Do Your Due Diligence
While an LLC is a legitimate business organization, not all LLCs would be a good tenant. You still need to do due diligence on the business to make sure that it can meet its responsibilities. A first step is to check with the state where it organized and make sure that it is still "in good standing." This means that it has met all of its filing requirements and paid whatever annual fees the state might assess, which would demonstrate consistency in meeting its obligations. Also, that state's secretary of state website would tell you who the chief owners of the LLC are, how long the LLC has been in existence and the LLC's chief agent.
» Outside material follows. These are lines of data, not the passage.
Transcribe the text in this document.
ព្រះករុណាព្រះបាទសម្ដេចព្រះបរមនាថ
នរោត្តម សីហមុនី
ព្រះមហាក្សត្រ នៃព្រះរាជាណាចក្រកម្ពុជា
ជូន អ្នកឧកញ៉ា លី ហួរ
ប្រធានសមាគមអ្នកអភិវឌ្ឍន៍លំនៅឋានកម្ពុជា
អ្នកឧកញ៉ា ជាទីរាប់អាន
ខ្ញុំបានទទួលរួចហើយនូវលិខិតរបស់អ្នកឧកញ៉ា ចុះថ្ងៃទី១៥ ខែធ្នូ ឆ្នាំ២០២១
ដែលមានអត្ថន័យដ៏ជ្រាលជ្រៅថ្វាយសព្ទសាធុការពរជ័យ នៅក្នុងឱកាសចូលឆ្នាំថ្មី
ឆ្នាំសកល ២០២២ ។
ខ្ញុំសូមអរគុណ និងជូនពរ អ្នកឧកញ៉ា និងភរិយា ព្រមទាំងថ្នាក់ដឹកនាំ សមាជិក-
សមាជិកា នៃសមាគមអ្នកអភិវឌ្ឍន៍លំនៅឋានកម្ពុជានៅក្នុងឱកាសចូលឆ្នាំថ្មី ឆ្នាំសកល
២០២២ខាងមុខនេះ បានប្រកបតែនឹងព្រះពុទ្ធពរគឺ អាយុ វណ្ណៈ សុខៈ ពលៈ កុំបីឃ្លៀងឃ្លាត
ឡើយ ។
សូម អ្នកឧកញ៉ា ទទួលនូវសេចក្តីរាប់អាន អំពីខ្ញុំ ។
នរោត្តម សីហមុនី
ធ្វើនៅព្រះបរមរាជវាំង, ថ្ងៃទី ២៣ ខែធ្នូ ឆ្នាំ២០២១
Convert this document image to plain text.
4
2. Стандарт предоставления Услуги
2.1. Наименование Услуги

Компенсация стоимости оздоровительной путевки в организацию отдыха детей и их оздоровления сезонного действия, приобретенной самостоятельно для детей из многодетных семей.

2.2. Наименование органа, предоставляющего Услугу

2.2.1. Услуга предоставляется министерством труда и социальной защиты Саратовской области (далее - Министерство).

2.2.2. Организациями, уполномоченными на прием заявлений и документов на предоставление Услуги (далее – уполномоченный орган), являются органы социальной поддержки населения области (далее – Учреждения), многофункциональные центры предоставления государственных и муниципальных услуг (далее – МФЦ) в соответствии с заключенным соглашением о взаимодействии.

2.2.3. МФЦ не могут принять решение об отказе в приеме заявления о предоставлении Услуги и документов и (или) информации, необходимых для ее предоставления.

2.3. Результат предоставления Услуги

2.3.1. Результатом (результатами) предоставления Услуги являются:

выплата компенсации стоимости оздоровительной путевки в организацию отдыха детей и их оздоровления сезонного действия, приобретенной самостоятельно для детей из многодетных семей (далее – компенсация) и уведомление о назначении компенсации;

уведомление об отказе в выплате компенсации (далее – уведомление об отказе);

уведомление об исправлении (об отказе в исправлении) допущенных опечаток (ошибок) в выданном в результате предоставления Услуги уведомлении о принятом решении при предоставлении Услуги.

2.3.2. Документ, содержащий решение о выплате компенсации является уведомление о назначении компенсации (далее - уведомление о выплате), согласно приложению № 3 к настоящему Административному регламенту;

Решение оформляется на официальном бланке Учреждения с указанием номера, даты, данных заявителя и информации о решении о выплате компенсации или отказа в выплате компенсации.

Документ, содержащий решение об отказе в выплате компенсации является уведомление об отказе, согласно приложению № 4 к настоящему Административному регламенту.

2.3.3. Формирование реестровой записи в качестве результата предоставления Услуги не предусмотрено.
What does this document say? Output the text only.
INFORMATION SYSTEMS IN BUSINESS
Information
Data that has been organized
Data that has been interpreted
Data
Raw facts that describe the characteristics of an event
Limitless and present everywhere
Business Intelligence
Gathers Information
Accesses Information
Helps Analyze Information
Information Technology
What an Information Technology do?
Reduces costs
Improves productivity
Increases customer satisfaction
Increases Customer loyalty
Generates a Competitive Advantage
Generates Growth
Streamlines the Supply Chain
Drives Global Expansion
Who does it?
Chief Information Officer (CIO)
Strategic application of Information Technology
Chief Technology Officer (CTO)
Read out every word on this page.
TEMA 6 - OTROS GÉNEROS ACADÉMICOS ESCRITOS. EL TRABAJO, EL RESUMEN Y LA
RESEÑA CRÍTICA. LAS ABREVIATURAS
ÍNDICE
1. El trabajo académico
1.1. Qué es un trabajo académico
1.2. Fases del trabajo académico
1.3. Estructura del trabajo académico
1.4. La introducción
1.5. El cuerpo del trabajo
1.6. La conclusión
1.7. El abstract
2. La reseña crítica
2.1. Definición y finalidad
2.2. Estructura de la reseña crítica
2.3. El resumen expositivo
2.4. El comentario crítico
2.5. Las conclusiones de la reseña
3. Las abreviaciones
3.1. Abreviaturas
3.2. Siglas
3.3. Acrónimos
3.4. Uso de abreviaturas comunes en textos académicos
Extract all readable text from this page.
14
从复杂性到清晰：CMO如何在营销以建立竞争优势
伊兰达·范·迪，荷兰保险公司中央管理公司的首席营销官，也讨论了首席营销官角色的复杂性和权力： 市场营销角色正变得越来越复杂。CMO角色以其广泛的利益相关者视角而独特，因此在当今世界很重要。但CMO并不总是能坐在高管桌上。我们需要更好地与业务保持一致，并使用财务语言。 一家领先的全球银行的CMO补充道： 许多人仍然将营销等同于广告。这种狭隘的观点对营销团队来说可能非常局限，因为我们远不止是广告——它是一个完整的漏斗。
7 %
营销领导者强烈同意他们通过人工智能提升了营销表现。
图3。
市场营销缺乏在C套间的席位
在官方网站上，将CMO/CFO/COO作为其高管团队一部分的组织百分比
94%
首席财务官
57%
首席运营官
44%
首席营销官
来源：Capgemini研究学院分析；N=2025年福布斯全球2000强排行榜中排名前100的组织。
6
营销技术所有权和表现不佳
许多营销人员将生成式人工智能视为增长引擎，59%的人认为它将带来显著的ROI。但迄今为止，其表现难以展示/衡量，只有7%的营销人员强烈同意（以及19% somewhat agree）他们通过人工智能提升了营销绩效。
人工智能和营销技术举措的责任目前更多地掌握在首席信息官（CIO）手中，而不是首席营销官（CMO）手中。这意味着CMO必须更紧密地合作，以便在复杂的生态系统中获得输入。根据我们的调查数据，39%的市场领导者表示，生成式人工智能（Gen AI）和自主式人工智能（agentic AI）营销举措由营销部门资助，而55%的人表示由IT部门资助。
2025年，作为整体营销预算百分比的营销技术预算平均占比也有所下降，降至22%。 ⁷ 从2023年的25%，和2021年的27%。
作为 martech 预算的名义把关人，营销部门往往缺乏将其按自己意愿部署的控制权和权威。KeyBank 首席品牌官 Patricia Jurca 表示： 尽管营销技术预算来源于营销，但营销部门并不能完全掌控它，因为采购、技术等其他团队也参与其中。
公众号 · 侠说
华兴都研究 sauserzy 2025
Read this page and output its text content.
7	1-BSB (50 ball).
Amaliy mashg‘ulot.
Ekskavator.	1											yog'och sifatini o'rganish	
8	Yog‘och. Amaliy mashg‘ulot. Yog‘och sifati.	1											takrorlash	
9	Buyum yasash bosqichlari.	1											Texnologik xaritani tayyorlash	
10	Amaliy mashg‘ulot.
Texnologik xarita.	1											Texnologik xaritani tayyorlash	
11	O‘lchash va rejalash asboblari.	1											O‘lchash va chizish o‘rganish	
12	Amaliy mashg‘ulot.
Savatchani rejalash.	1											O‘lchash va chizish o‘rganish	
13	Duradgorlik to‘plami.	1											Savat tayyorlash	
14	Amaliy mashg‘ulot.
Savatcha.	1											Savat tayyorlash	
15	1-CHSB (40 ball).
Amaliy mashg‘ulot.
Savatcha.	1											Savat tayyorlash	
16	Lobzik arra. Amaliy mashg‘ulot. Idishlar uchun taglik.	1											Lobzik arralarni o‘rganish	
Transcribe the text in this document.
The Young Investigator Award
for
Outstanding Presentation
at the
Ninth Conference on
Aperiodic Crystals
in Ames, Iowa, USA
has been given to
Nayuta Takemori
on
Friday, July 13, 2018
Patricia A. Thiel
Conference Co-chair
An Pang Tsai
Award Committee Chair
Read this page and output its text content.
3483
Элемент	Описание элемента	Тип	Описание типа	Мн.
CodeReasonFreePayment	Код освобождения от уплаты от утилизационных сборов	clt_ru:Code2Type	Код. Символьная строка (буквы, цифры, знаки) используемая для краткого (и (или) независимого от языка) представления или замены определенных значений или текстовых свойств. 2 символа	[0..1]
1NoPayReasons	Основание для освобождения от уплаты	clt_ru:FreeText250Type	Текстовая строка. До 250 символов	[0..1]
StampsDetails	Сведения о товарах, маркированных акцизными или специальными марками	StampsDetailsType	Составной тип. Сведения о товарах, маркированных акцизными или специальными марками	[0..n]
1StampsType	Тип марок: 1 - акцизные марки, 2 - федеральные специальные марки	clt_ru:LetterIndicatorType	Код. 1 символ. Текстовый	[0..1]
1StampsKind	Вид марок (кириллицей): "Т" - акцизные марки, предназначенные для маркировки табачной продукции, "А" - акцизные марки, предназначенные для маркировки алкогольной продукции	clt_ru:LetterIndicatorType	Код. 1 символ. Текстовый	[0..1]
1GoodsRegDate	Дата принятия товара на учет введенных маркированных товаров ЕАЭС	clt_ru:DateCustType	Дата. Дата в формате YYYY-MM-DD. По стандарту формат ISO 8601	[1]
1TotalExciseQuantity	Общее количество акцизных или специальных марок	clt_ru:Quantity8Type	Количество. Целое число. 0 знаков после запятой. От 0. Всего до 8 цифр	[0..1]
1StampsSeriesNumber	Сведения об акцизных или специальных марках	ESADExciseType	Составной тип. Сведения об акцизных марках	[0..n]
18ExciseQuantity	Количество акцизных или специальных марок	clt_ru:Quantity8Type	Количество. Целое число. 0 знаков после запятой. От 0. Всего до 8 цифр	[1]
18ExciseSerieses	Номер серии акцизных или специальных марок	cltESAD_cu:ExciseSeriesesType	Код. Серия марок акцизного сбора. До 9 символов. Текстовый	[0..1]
You can use this information to run credit checks on the owners and the LLC, which would provide you enough information to make an informed decision on whether to rent to that particular business.
If you rent to an LLC and it fails to meet its obligations, the process to recover past-due rent is the same as recovering from an individual. This is because the LLC is an entity comparable to a person under the law. If the LLC does not respond to initial collection attempts, you can sue it. The procedure for suing an LLC is similar to suing an individual, with the important difference being that the LLC would be named as the defendant. The LLC's individual owners cannot be named as co-defendants, at least initially, because they are shielded from liability.
If LLC Is Insolvent
If the LLC cannot pay its rent due to insolvency, you can still try to recover by "piercing the veil." This theory allows a plaintiff to sue the owners of an LLC when the owner does something that makes it seem that there is no distinction between him and the business. If the court determines that this was the case, the owners become liable for the LLC's actions, like failing to pay rent. One of the reasons a court could disregard the shield is because the LLC lacked the funds to meet its legal obligations, like paying rent. So if the LLC is insolvent, you may still be able to recover from the owners.
Tips and Disclaimer
For complex transactions, it is a good idea to consult with a licensed attorney, as he can best address your individual needs. Every effort has been made to ensure this article's accuracy, but it is not intended to be legal advice.